Menghilangkan bahan bakar fosil, mengekang lobi perusahaan yang mempengaruhi pembuatan kebijakan dan memberdayakan perempuan dengan akses pendidikan dan kontrol reproduksi adalah beberapa langkah yang diperlukan.
"Menghentikan hilangnya keanekaragaman hayati bukanlah prioritas utama negara mana pun, tertinggal jauh di belakang kekhawatiran lain seperti pekerjaan, perawatan kesehatan, pertumbuhan ekonomi, atau stabilitas mata uang," kata profesor Paul Ehrlich dari Universitas Stanford, salah satu penulis studi tersebut.
"Meskipun merupakan berita positif bahwa Presiden AS terpilih Joe Biden bermaksud untuk melibatkan kembali AS dalam kesepakatan Iklim Paris dalam 100 hari pertama jabatannya, itu adalah isyarat yang sangat kecil mengingat skala tantangannya," tambahnya.

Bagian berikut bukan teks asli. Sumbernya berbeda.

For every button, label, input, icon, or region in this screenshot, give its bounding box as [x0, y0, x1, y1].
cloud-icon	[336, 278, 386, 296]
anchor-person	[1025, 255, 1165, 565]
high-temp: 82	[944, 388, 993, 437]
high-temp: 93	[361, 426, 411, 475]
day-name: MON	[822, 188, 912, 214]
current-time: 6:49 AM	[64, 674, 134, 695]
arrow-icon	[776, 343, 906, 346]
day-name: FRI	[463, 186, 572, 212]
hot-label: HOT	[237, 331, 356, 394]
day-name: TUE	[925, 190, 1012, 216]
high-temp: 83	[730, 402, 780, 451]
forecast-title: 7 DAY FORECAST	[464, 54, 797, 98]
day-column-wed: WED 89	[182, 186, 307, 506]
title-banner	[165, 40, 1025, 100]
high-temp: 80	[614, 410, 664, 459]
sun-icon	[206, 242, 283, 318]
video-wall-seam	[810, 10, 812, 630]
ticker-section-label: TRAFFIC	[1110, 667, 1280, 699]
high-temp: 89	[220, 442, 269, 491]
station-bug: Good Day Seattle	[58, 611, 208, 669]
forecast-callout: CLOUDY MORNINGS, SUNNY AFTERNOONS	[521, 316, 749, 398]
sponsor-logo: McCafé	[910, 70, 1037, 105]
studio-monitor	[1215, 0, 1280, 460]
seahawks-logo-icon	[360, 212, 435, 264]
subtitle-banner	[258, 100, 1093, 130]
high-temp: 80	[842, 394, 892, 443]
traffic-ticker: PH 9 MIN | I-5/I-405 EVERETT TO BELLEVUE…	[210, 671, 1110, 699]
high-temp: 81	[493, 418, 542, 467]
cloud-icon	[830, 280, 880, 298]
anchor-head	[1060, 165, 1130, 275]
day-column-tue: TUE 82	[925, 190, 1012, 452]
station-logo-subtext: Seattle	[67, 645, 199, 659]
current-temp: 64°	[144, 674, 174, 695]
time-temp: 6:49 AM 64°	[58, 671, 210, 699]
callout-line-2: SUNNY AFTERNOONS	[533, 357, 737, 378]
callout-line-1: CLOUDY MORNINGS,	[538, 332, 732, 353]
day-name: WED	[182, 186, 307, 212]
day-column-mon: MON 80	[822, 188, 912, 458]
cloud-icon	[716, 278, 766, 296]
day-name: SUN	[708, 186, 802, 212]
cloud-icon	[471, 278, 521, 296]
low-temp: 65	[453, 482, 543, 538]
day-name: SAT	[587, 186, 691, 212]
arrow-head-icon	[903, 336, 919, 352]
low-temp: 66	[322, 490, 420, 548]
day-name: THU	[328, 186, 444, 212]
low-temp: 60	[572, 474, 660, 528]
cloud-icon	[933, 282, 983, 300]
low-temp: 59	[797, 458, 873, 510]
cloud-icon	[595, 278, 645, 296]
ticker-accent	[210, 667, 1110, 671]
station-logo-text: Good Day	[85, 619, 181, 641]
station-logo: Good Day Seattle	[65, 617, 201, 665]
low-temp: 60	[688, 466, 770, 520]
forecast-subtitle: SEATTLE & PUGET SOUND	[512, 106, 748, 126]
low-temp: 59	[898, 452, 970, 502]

Ehrlich adalah penulis "The Population Bomb," sebuah teks kontroversial tahun 1968 yang memperingatkan overpopulasi, memprediksi jutaan orang akan mati kelaparan.
Para ilmuwan memperingatkan bahwa para pemimpin dunia harus bertindak untuk menghindari masa depan yang suram sambil merencanakan perubahan yang akan datang yang akan dihadapi planet ini.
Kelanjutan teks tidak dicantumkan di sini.